Our results indicate that the EBT program had a negative and significant effect on the overall crime rate as well as burglary, assault, and larceny.
[From Less Cash, Less Crime: Evidence from the Electronic Benefit Transfer Program]
What they are talking about here is the use of Electronic Benefit Transfer (EBT) programmes in the US, whereby benefit recipients are paid electronically and given cards that they can use in shops instead of being given cash. The authors found a 10% drop in crime correlated with the switch to EBT. It seems pretty overwhelming evidence, and even more so if you read the paper, which notes no impact on crimes that do not involve the acquisition of cash. If we can to stop armed robberies, that would surely be an excellent social benefit to the move to cashlessness and would help us to explain the nature of appropriate regulation to legislators.
But back to the specific point about the relationship between bank cash and robberies. What should we do about it, other than the obvious, necessary and socially-beneficial step of abolishing $50 and $100 bills (as well as £50 note and €100, €200 and the €500 “Bin Ladens” as well)? It looks as if the answer is, essentially, nothing.
But with most robbers taking a mere pittance and bank robberies being a relatively rare crime (there are more than 6,000 commercial banks in the United States and thousands more credit unions), it’s barely worth it for banks to invest in the screens, which cost a couple thousand per teller window to install… Overall, it’s probably not worth it to attempt a bank robbery, the researchers conclude. “The return on an average bank robber is, frankly, rubbish,” they write. “It’s so low that it is not worth the banks’ while to spend as little as [$7,000] per cashier position at every branch on rising screens to deter them.”

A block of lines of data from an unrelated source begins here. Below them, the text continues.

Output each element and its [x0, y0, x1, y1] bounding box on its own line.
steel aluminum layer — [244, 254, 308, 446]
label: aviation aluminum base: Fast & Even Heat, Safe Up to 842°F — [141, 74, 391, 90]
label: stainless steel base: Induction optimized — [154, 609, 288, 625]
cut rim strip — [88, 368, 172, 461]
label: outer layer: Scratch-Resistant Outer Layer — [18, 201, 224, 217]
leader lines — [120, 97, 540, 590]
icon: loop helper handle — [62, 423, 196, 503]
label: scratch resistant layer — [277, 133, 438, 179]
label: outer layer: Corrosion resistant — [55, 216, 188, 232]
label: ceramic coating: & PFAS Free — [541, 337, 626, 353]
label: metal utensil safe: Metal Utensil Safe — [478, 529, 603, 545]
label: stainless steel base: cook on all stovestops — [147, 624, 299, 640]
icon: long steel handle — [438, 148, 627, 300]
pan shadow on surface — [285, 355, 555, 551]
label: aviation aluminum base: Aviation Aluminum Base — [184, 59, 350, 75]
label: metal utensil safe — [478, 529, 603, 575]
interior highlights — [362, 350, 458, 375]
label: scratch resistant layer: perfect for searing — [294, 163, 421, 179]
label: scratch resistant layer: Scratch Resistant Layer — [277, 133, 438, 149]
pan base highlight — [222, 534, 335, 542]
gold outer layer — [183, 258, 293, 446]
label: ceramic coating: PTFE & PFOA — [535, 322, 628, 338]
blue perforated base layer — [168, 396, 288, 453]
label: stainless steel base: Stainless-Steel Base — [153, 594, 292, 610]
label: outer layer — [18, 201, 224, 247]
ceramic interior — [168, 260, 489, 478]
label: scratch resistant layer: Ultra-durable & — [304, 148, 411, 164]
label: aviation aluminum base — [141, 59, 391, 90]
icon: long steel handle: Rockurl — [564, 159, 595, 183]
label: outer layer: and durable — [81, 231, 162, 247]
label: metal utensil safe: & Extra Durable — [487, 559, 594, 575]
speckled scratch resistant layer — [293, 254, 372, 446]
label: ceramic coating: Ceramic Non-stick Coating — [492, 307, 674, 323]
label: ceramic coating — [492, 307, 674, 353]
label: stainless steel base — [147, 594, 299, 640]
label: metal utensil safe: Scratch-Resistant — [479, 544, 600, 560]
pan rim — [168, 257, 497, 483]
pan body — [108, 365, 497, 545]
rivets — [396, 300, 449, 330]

[From What You Should Know Before Robbing a Bank – US News and World Report]
The armed robbers, like everyone else, follow the money – literally – and so cash-in-transit (CIT) robberies are now the preferred option. We see the same in Europe where countries that have much higher usage of ATMs have much higher CIT robbery rates than countries that have lower ATM usage (see, for example, Sweden and Denmark).
More people seem to be taking that advice: In 2004, there were more than 7,500 bank robberies in America, 26 percent more than there were in 2010. According to the researchers, “robbing banks is no longer what you could call the crime of choice.” But they do have some other advice: “Security vans offer more attractive pickings.”
[From What You Should Know Before Robbing a Bank – US News and World Report]
Overall, then, we see another early indication of the emerging post-cash era: Spending on physical bank security is being reduced and spending on virtual bank security is being increased. We do, indeed, live in interesting times.